Milton Wong awarded with Vancouver's highest honour, the Freedom of the City

Milton Wong was awarded the Freedom of the City award on August 1, 2011.

A generous and dedicated business leader

Born and raised in Vancouver, Mr. Wong embarked on a long and successful business career after graduating from the University of British Columbia. He founded his own investment firm, which was subsequently acquired by HSBC, where he served as chairman until his retirement.

Throughout his professional career, Mr. Wong has shown remarkable business acumen combined with a strong sense of social responsibility. He has made tremendous contributions to Vancouver across a wide spectrum of fields – finance, arts and culture, sustainability, community development, multiculturalism, academia and philanthropy.

Tremendous contributions touched the lives of so many citizens

He founded the Laurier Institution, a national non-profit organization dedicated to the study of Canadian diversity. He was instrumental in the creation of the internationally renowned Canadian International Dragon Boat Festival, and has been a key fundraiser and advisor for Science World, the Salvation Army, Red Cross, BC Cancer Agency, and YMCA.
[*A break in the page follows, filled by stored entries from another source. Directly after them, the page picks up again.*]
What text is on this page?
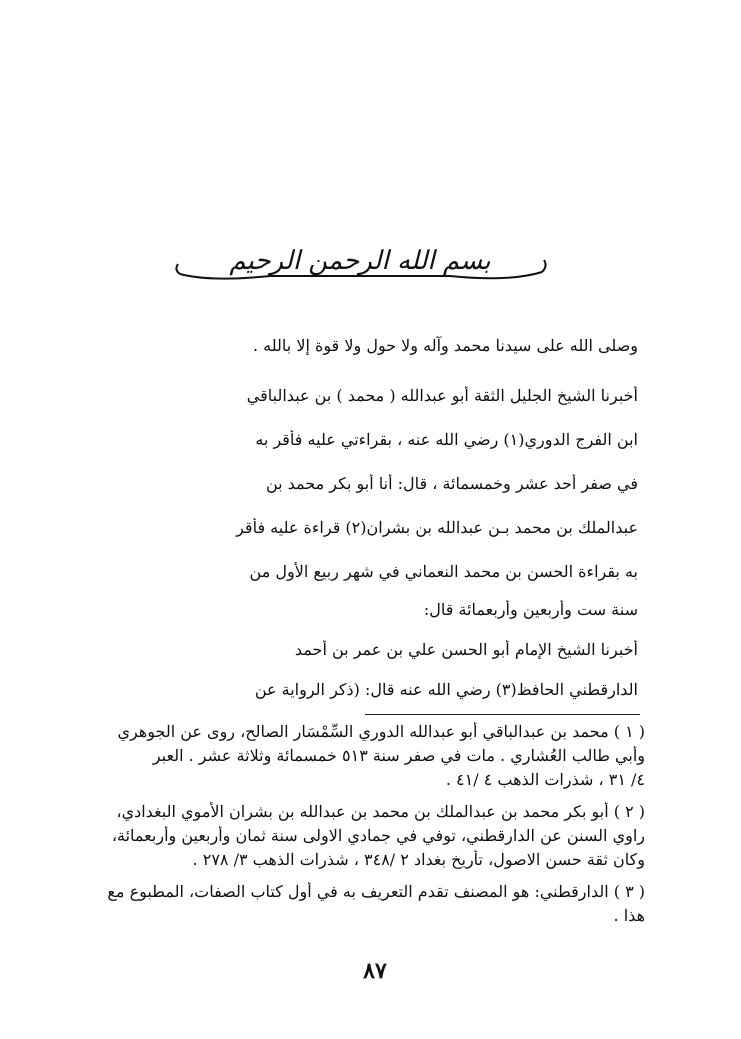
بسم الله الرحمن الرحيم
وصلى الله على سيدنا محمد وآله ولا حول ولا قوة إلا بالله .
أخبرنا الشيخ الجليل الثقة أبو عبدالله ( محمد ) بن عبدالباقي
ابن الفرج الدوري(١) رضي الله عنه ، بقراءتي عليه فأقر به
في صفر أحد عشر وخمسمائة ، قال: أنا أبو بكر محمد بن
عبدالملك بن محمد بـن عبدالله بن بشران(٢) قراءة عليه فأقر
به بقراءة الحسن بن محمد النعماني في شهر ربيع الأول من
سنة ست وأربعين وأربعمائة قال:
أخبرنا الشيخ الإمام أبو الحسن علي بن عمر بن أحمد
الدارقطني الحافظ(٣) رضي الله عنه قال: (ذكر الرواية عن
( ١ ) محمد بن عبدالباقي أبو عبدالله الدوري السِّمْسَار الصالح، روى عن الجوهري
وأبي طالب العُشاري . مات في صفر سنة ٥١٣ خمسمائة وثلاثة عشر . العبر
٤/ ٣١ ، شذرات الذهب ٤ /٤١ .
( ٢ ) أبو بكر محمد بن عبدالملك بن محمد بن عبدالله بن بشران الأموي البغدادي،
راوي السنن عن الدارقطني، توفي في جمادي الاولى سنة ثمان وأربعين وأربعمائة،
وكان ثقة حسن الاصول، تأريخ بغداد ٢ /٣٤٨ ، شذرات الذهب ٣/ ٢٧٨ .
( ٣ ) الدارقطني: هو المصنف تقدم التعريف به في أول كتاب الصفات، المطبوع مع
هذا .
٨٧
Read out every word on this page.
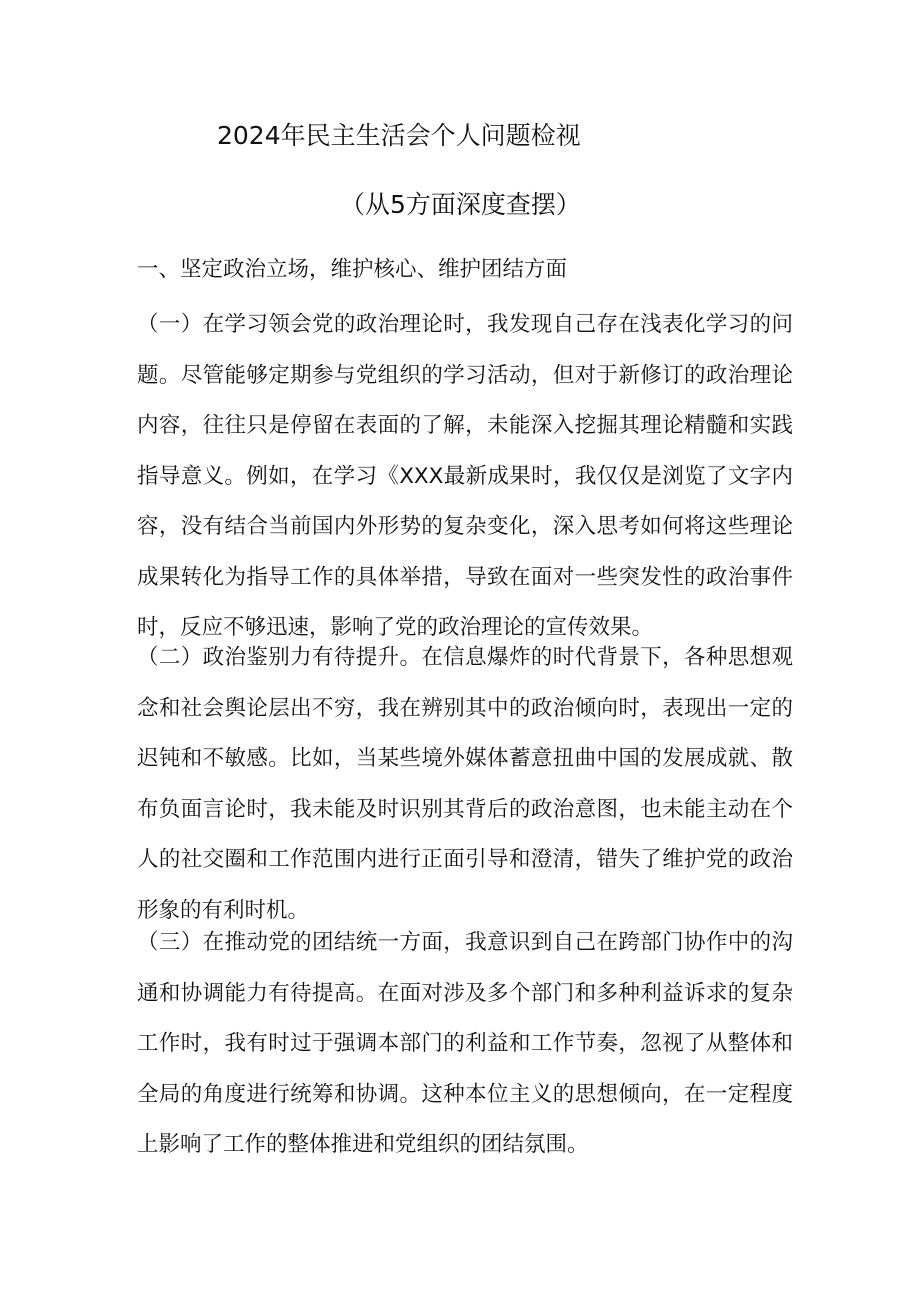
2024年民主生活会个人问题检视
（从5方面深度查摆）
一、坚定政治立场，维护核心、维护团结方面

（一）在学习领会党的政治理论时，我发现自己存在浅表化学习的问题。尽管能够定期参与党组织的学习活动，但对于新修订的政治理论内容，往往只是停留在表面的了解，未能深入挖掘其理论精髓和实践指导意义。例如，在学习《XXX最新成果时，我仅仅是浏览了文字内容，没有结合当前国内外形势的复杂变化，深入思考如何将这些理论成果转化为指导工作的具体举措，导致在面对一些突发性的政治事件时，反应不够迅速，影响了党的政治理论的宣传效果。

（二）政治鉴别力有待提升。在信息爆炸的时代背景下，各种思想观念和社会舆论层出不穷，我在辨别其中的政治倾向时，表现出一定的迟钝和不敏感。比如，当某些境外媒体蓄意扭曲中国的发展成就、散布负面言论时，我未能及时识别其背后的政治意图，也未能主动在个人的社交圈和工作范围内进行正面引导和澄清，错失了维护党的政治形象的有利时机。

（三）在推动党的团结统一方面，我意识到自己在跨部门协作中的沟通和协调能力有待提高。在面对涉及多个部门和多种利益诉求的复杂工作时，我有时过于强调本部门的利益和工作节奏，忽视了从整体和全局的角度进行统筹和协调。这种本位主义的思想倾向，在一定程度上影响了工作的整体推进和党组织的团结氛围。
Mr. Wong also served as Chancellor of Simon Fraser University and his significant donation helped relocate the SFU School for Contemporary Arts to the Woodward’s redevelopment.

In recognition of his many achievements, Mr. Wong is also a recipient of the Order of Canada, the Order of British Columbia, and the City of Vancouver Civic Merit Award.

About the Freedom of the City award

The Freedom of the City is the highest award given by the City of Vancouver. The City grants the award only in exceptional cases to individuals of the highest merit. The recipient is usually someone who has gained national and international acclaim in the arts, business, or philanthropy, and who has brought recognition to Vancouver through his or her achievements.

The City began honouring individuals with the Freedom of the City Award in 1936.

Recipients of the award are recognized during a special ceremony at Council, which consists of the reading and presentation of a framed scroll, the Freedom Medal, and a decal that permits free parking at City parking meters. Recipients have their names inscribed in the Book of Freedoms and are entitled to be called Freeman of the City of Vancouver.

Members of City Council nominate individuals for the award. According to the Vancouver Charter (Section 205), these nominations must be approved by unanimous vote of Council.